Va notato che questo modo di
pensare è del tutto inesistente, nella banda o nella tribù: in esse esistono la
guerra e la possibilità di morire, ma si sferra un attacco solo se si ha una
schiacciante superiorità, che assicura la vittoria. Si combatte solo per la
preda, per il cibo, per qualche cosa, d’immediato e concreto, che gli altri
possiedono. Non si combatte
per la comunità, per la sicurezza, o per un futuro sereno. La chefferie e lo
Stato segnano la nascita dell’ideologia.
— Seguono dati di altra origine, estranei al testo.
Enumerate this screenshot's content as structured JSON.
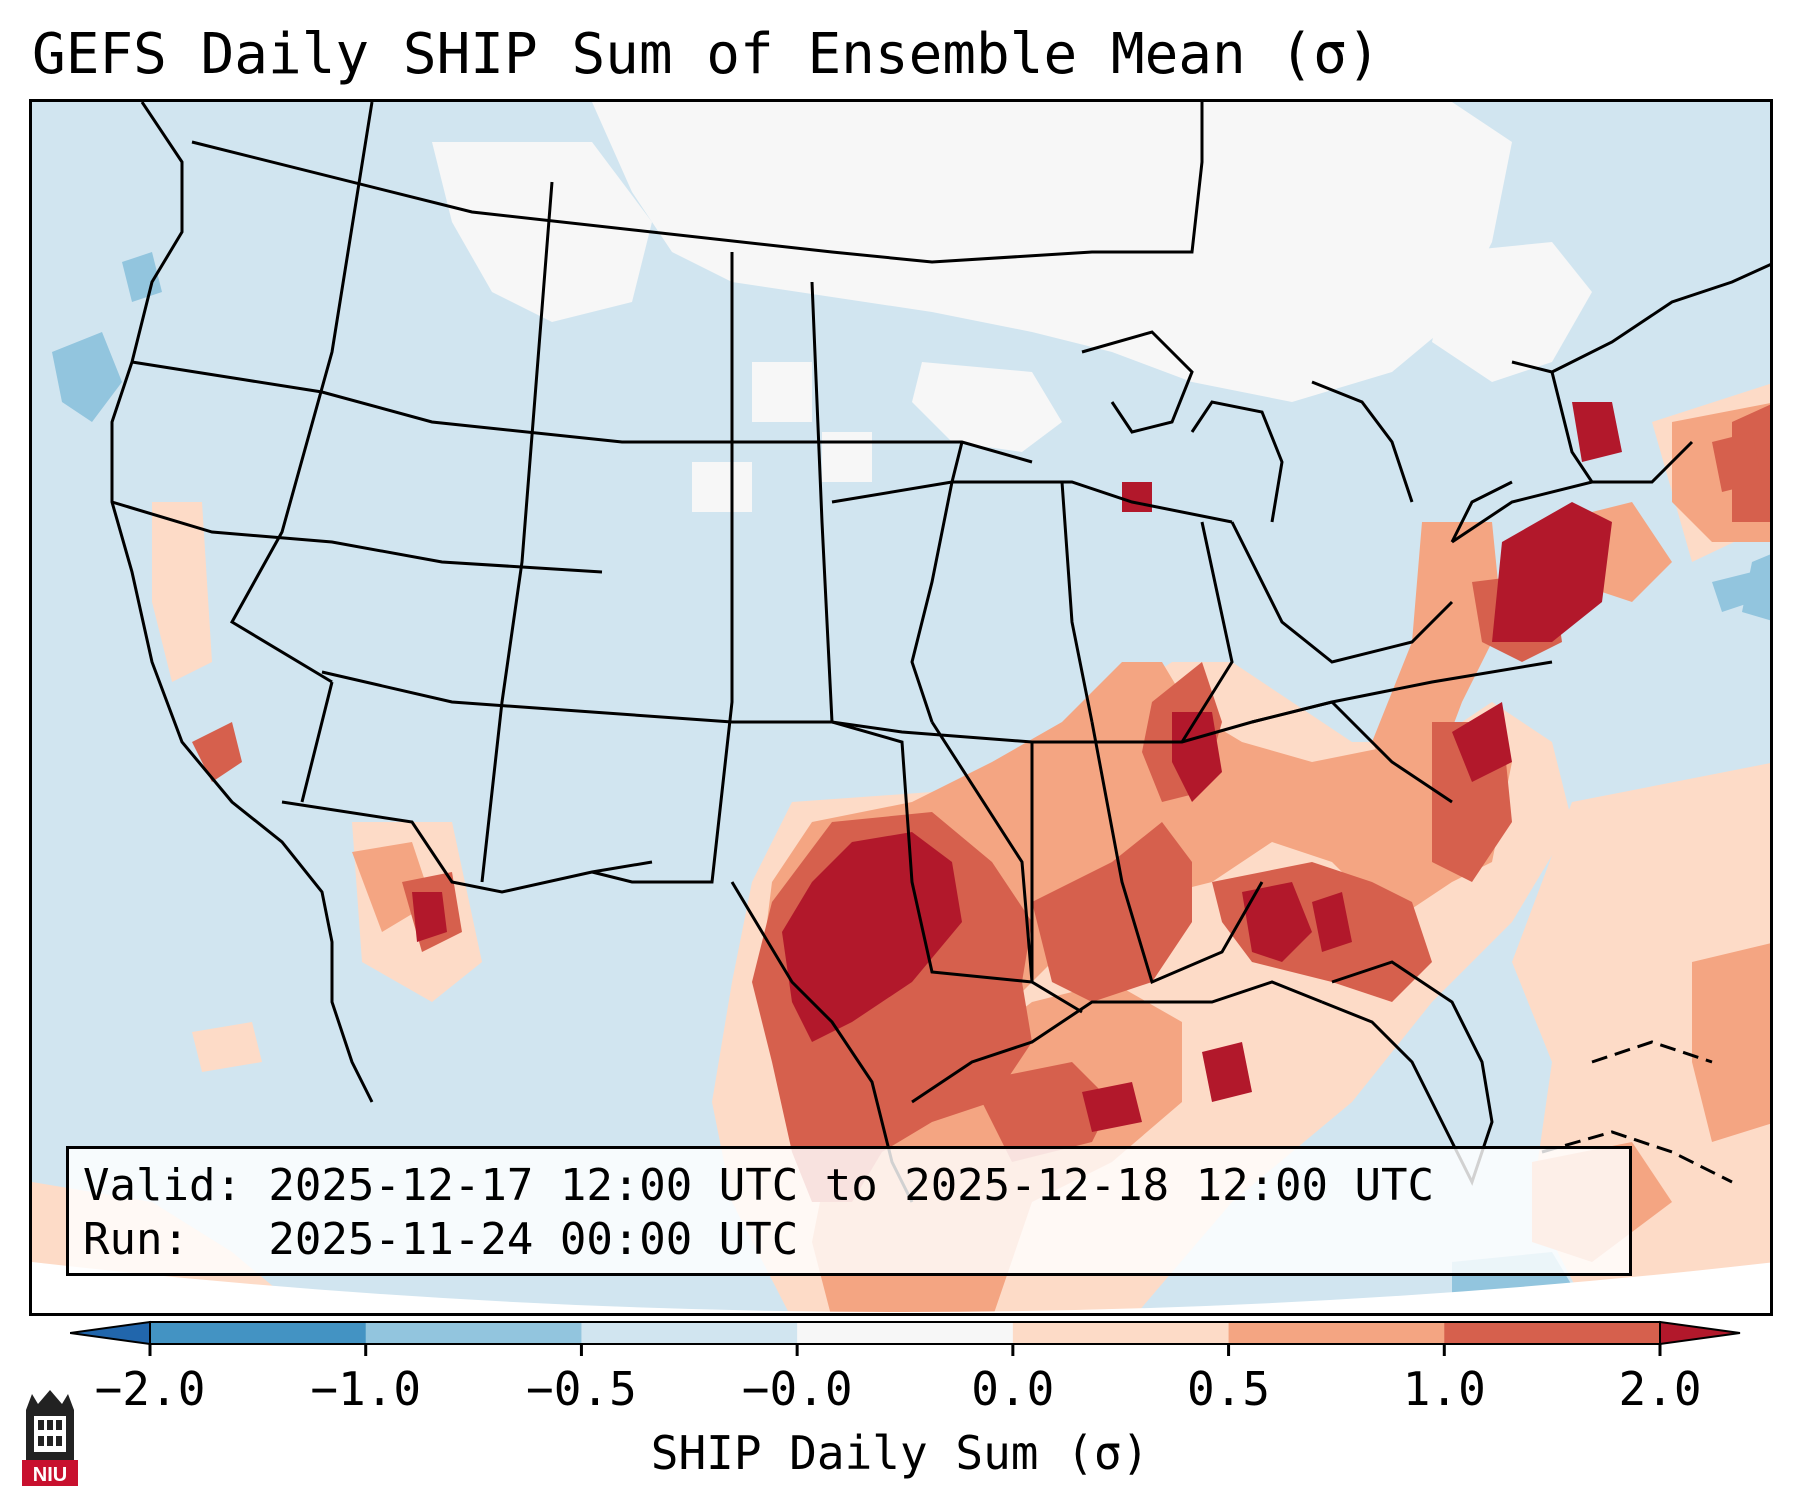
{
  "title": "GEFS Daily SHIP Sum of Ensemble Mean (σ)",
  "info": {
    "valid_line": "Valid: 2025-12-17 12:00 UTC to 2025-12-18 12:00 UTC",
    "run_line": "Run:   2025-11-24 00:00 UTC"
  },
  "colorbar": {
    "label": "SHIP Daily Sum (σ)",
    "ticks": [
      "−2.0",
      "−1.0",
      "−0.5",
      "−0.0",
      "0.0",
      "0.5",
      "1.0",
      "2.0"
    ],
    "colors": [
      "#2166ac",
      "#4393c3",
      "#92c5de",
      "#d1e5f0",
      "#f7f7f7",
      "#fddbc7",
      "#f4a582",
      "#d6604d",
      "#b2182b"
    ]
  },
  "logo": {
    "text": "NIU",
    "icon": "niu-building-logo"
  }
}
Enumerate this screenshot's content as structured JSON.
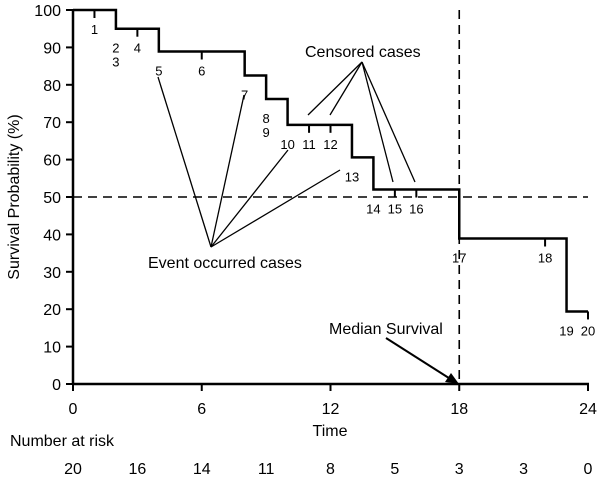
{
  "chart_data": {
    "type": "line",
    "subtype": "kaplan-meier-step",
    "xlabel": "Time",
    "ylabel": "Survival Probability (%)",
    "xlim": [
      0,
      24
    ],
    "ylim": [
      0,
      100
    ],
    "xticks": [
      0,
      6,
      12,
      18,
      24
    ],
    "yticks": [
      0,
      10,
      20,
      30,
      40,
      50,
      60,
      70,
      80,
      90,
      100
    ],
    "grid": false,
    "steps": [
      {
        "x": 0,
        "y": 100
      },
      {
        "x": 2,
        "y": 95
      },
      {
        "x": 4,
        "y": 88.9
      },
      {
        "x": 8,
        "y": 82.5
      },
      {
        "x": 9,
        "y": 76.2
      },
      {
        "x": 10,
        "y": 69.3
      },
      {
        "x": 13,
        "y": 60.6
      },
      {
        "x": 14,
        "y": 52
      },
      {
        "x": 18,
        "y": 38.9
      },
      {
        "x": 23,
        "y": 19.4
      },
      {
        "x": 24,
        "y": 19.4
      }
    ],
    "censored": [
      {
        "x": 1,
        "label": "1"
      },
      {
        "x": 3,
        "label": "4"
      },
      {
        "x": 6,
        "label": "6"
      },
      {
        "x": 11,
        "label": "11"
      },
      {
        "x": 12,
        "label": "12"
      },
      {
        "x": 15,
        "label": "15"
      },
      {
        "x": 16,
        "label": "16"
      },
      {
        "x": 22,
        "label": "18"
      },
      {
        "x": 24,
        "label": "20"
      }
    ],
    "events": [
      {
        "x": 2,
        "label": "2\n3"
      },
      {
        "x": 4,
        "label": "5"
      },
      {
        "x": 8,
        "label": "7"
      },
      {
        "x": 9,
        "label": "8\n9"
      },
      {
        "x": 10,
        "label": "10"
      },
      {
        "x": 13,
        "label": "13"
      },
      {
        "x": 14,
        "label": "14"
      },
      {
        "x": 18,
        "label": "17"
      },
      {
        "x": 23,
        "label": "19"
      }
    ],
    "reference_lines": {
      "median_y": 50,
      "median_x": 18
    },
    "annotations": {
      "censored": "Censored cases",
      "event": "Event occurred cases",
      "median": "Median Survival"
    },
    "risk_table": {
      "title": "Number at risk",
      "times": [
        0,
        3,
        6,
        9,
        12,
        15,
        18,
        21,
        24
      ],
      "values": [
        "20",
        "16",
        "14",
        "11",
        "8",
        "5",
        "3",
        "3",
        "0"
      ]
    }
  }
}
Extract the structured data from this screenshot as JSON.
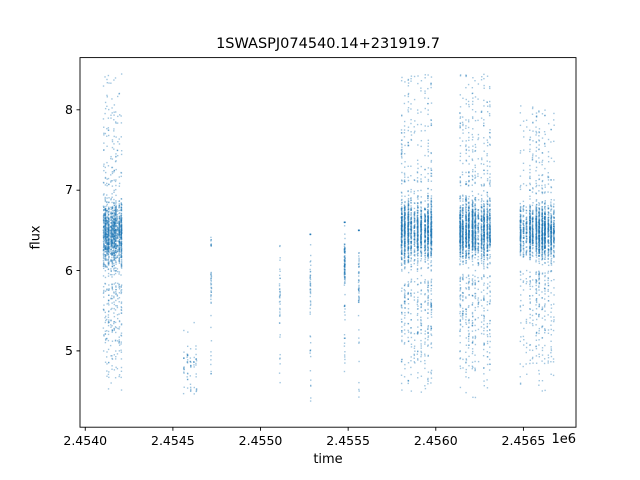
{
  "chart_data": {
    "type": "scatter",
    "title": "1SWASPJ074540.14+231919.7",
    "xlabel": "time",
    "ylabel": "flux",
    "x_offset_label": "1e6",
    "xlim": [
      2453970,
      2456800
    ],
    "ylim": [
      4.05,
      8.65
    ],
    "x_ticks": {
      "values": [
        2454000,
        2454500,
        2455000,
        2455500,
        2456000,
        2456500
      ],
      "labels": [
        "2.4540",
        "2.4545",
        "2.4550",
        "2.4555",
        "2.4560",
        "2.4565"
      ]
    },
    "y_ticks": {
      "values": [
        5,
        6,
        7,
        8
      ],
      "labels": [
        "5",
        "6",
        "7",
        "8"
      ]
    },
    "grid": false,
    "legend": null,
    "marker_color": "#1f77b4",
    "marker_alpha": 0.42,
    "marker_size_px": 1.4,
    "clusters": [
      {
        "t_center": 2454155,
        "t_halfwidth": 55,
        "nights": 11,
        "count": 1600,
        "core": [
          5.85,
          7.05
        ],
        "core_frac": 0.8,
        "tail": [
          4.45,
          8.45
        ]
      },
      {
        "t_center": 2454600,
        "t_halfwidth": 45,
        "nights": 5,
        "count": 70,
        "core": [
          4.55,
          5.15
        ],
        "core_frac": 0.7,
        "tail": [
          4.45,
          5.65
        ]
      },
      {
        "t_center": 2454718,
        "t_halfwidth": 4,
        "nights": 1,
        "count": 45,
        "core": [
          5.2,
          6.3
        ],
        "core_frac": 0.6,
        "tail": [
          4.4,
          6.5
        ]
      },
      {
        "t_center": 2455110,
        "t_halfwidth": 4,
        "nights": 1,
        "count": 40,
        "core": [
          5.0,
          6.3
        ],
        "core_frac": 0.6,
        "tail": [
          4.35,
          6.35
        ]
      },
      {
        "t_center": 2455285,
        "t_halfwidth": 4,
        "nights": 1,
        "count": 55,
        "core": [
          5.2,
          6.45
        ],
        "core_frac": 0.6,
        "tail": [
          4.3,
          6.45
        ]
      },
      {
        "t_center": 2455480,
        "t_halfwidth": 5,
        "nights": 1,
        "count": 130,
        "core": [
          5.6,
          6.6
        ],
        "core_frac": 0.65,
        "tail": [
          4.3,
          6.6
        ]
      },
      {
        "t_center": 2455560,
        "t_halfwidth": 4,
        "nights": 1,
        "count": 60,
        "core": [
          5.3,
          6.5
        ],
        "core_frac": 0.6,
        "tail": [
          4.3,
          6.5
        ]
      },
      {
        "t_center": 2455890,
        "t_halfwidth": 95,
        "nights": 10,
        "count": 2000,
        "core": [
          5.9,
          7.1
        ],
        "core_frac": 0.78,
        "tail": [
          4.3,
          8.45
        ]
      },
      {
        "t_center": 2456225,
        "t_halfwidth": 95,
        "nights": 11,
        "count": 2200,
        "core": [
          5.95,
          7.05
        ],
        "core_frac": 0.78,
        "tail": [
          4.35,
          8.45
        ]
      },
      {
        "t_center": 2456580,
        "t_halfwidth": 105,
        "nights": 12,
        "count": 2000,
        "core": [
          6.0,
          6.95
        ],
        "core_frac": 0.8,
        "tail": [
          4.4,
          8.05
        ]
      }
    ]
  }
}
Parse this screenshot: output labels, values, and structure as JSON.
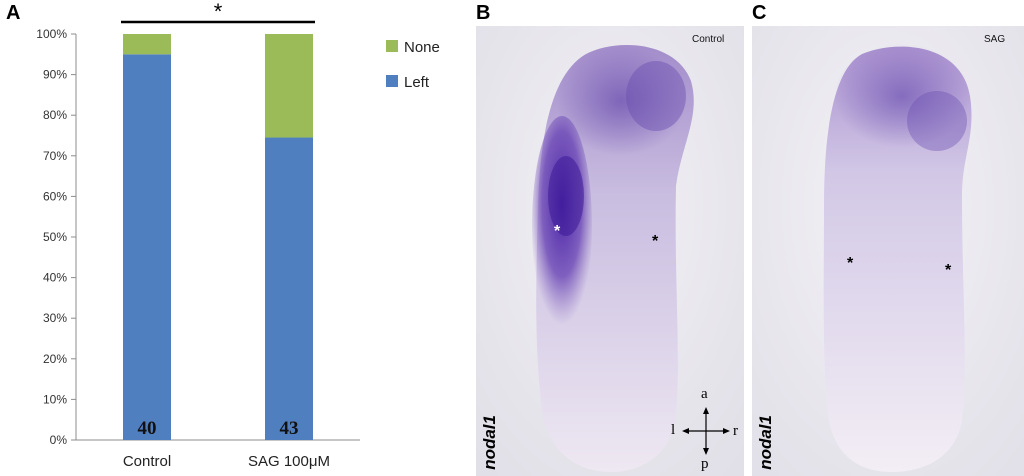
{
  "panels": {
    "a_letter": "A",
    "b_letter": "B",
    "c_letter": "C"
  },
  "chart_data": {
    "type": "bar",
    "stacked": true,
    "categories": [
      "Control",
      "SAG 100μM"
    ],
    "series": [
      {
        "name": "Left",
        "values": [
          95,
          74.5
        ],
        "color": "#4f7fbf"
      },
      {
        "name": "None",
        "values": [
          5,
          25.5
        ],
        "color": "#9bbb59"
      }
    ],
    "n_labels": [
      "40",
      "43"
    ],
    "y_ticks": [
      "0%",
      "10%",
      "20%",
      "30%",
      "40%",
      "50%",
      "60%",
      "70%",
      "80%",
      "90%",
      "100%"
    ],
    "ylim": [
      0,
      100
    ],
    "legend_placement": "right",
    "significance": "*",
    "grid": false
  },
  "panel_b": {
    "condition": "Control",
    "gene": "nodal1",
    "marker_left": "*",
    "marker_right": "*",
    "axis": {
      "a": "a",
      "p": "p",
      "l": "l",
      "r": "r"
    }
  },
  "panel_c": {
    "condition": "SAG",
    "gene": "nodal1",
    "marker_left": "*",
    "marker_right": "*"
  }
}
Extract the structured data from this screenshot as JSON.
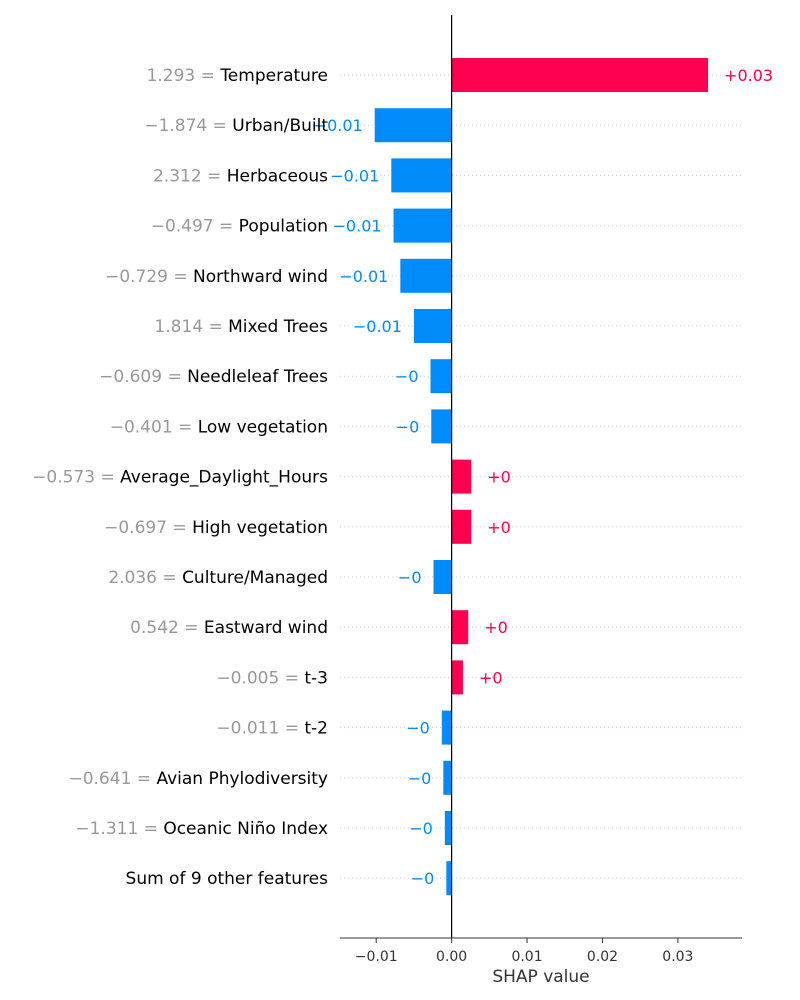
{
  "chart_data": {
    "type": "bar",
    "orientation": "horizontal",
    "xlabel": "SHAP value",
    "xlim": [
      -0.0148,
      0.0385
    ],
    "xticks": [
      -0.01,
      0.0,
      0.01,
      0.02,
      0.03
    ],
    "xtick_labels": [
      "−0.01",
      "0.00",
      "0.01",
      "0.02",
      "0.03"
    ],
    "grid": "horizontal dotted per row",
    "colors": {
      "positive": "#ff0051",
      "negative": "#008bfb",
      "feature_value": "#999999",
      "feature_name": "#000000"
    },
    "rows": [
      {
        "value_label": "1.293 =",
        "feature": "Temperature",
        "shap": 0.034,
        "label": "+0.03"
      },
      {
        "value_label": "−1.874 =",
        "feature": "Urban/Built",
        "shap": -0.0102,
        "label": "−0.01"
      },
      {
        "value_label": "2.312 =",
        "feature": "Herbaceous",
        "shap": -0.008,
        "label": "−0.01"
      },
      {
        "value_label": "−0.497 =",
        "feature": "Population",
        "shap": -0.0077,
        "label": "−0.01"
      },
      {
        "value_label": "−0.729 =",
        "feature": "Northward wind",
        "shap": -0.0068,
        "label": "−0.01"
      },
      {
        "value_label": "1.814 =",
        "feature": "Mixed Trees",
        "shap": -0.005,
        "label": "−0.01"
      },
      {
        "value_label": "−0.609 =",
        "feature": "Needleleaf Trees",
        "shap": -0.0028,
        "label": "−0"
      },
      {
        "value_label": "−0.401 =",
        "feature": "Low vegetation",
        "shap": -0.0027,
        "label": "−0"
      },
      {
        "value_label": "−0.573 =",
        "feature": "Average_Daylight_Hours",
        "shap": 0.0026,
        "label": "+0"
      },
      {
        "value_label": "−0.697 =",
        "feature": "High vegetation",
        "shap": 0.0026,
        "label": "+0"
      },
      {
        "value_label": "2.036 =",
        "feature": "Culture/Managed",
        "shap": -0.0024,
        "label": "−0"
      },
      {
        "value_label": "0.542 =",
        "feature": "Eastward wind",
        "shap": 0.0022,
        "label": "+0"
      },
      {
        "value_label": "−0.005 =",
        "feature": "t-3",
        "shap": 0.0015,
        "label": "+0"
      },
      {
        "value_label": "−0.011 =",
        "feature": "t-2",
        "shap": -0.0013,
        "label": "−0"
      },
      {
        "value_label": "−0.641 =",
        "feature": "Avian Phylodiversity",
        "shap": -0.0011,
        "label": "−0"
      },
      {
        "value_label": "−1.311 =",
        "feature": "Oceanic Niño Index",
        "shap": -0.0009,
        "label": "−0"
      },
      {
        "value_label": "",
        "feature": "Sum of 9 other features",
        "shap": -0.0007,
        "label": "−0"
      }
    ]
  }
}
Fino a 6000 anni fa, ogni fanatismo
religioso e politico era del tutto sconosciuto, nel mondo.
Questo è esattamente il pericolo
che si nasconde – purtroppo ben mimetizzato – nel cosiddetto “sentimento
identitario”. Quando non ben ponderato da ognuno, l'apparentemente innocuo 'sentimento identitario' non significa solo "volere tanto bene alla propria terra ed ai propri conterranei": la sdolcinatura si stempera anche con qualche cosa di ben più duro. Si accompagna infatti a chiusura nei confronti degli altri. Eventualmente anche a più o meno dichiarati sentimenti antagonisti e potenzialmente aggressivi nei confronti di tutti coloro che sono "altro" da noi, che non appartengono al club, che non possiedono la stessa ideologia.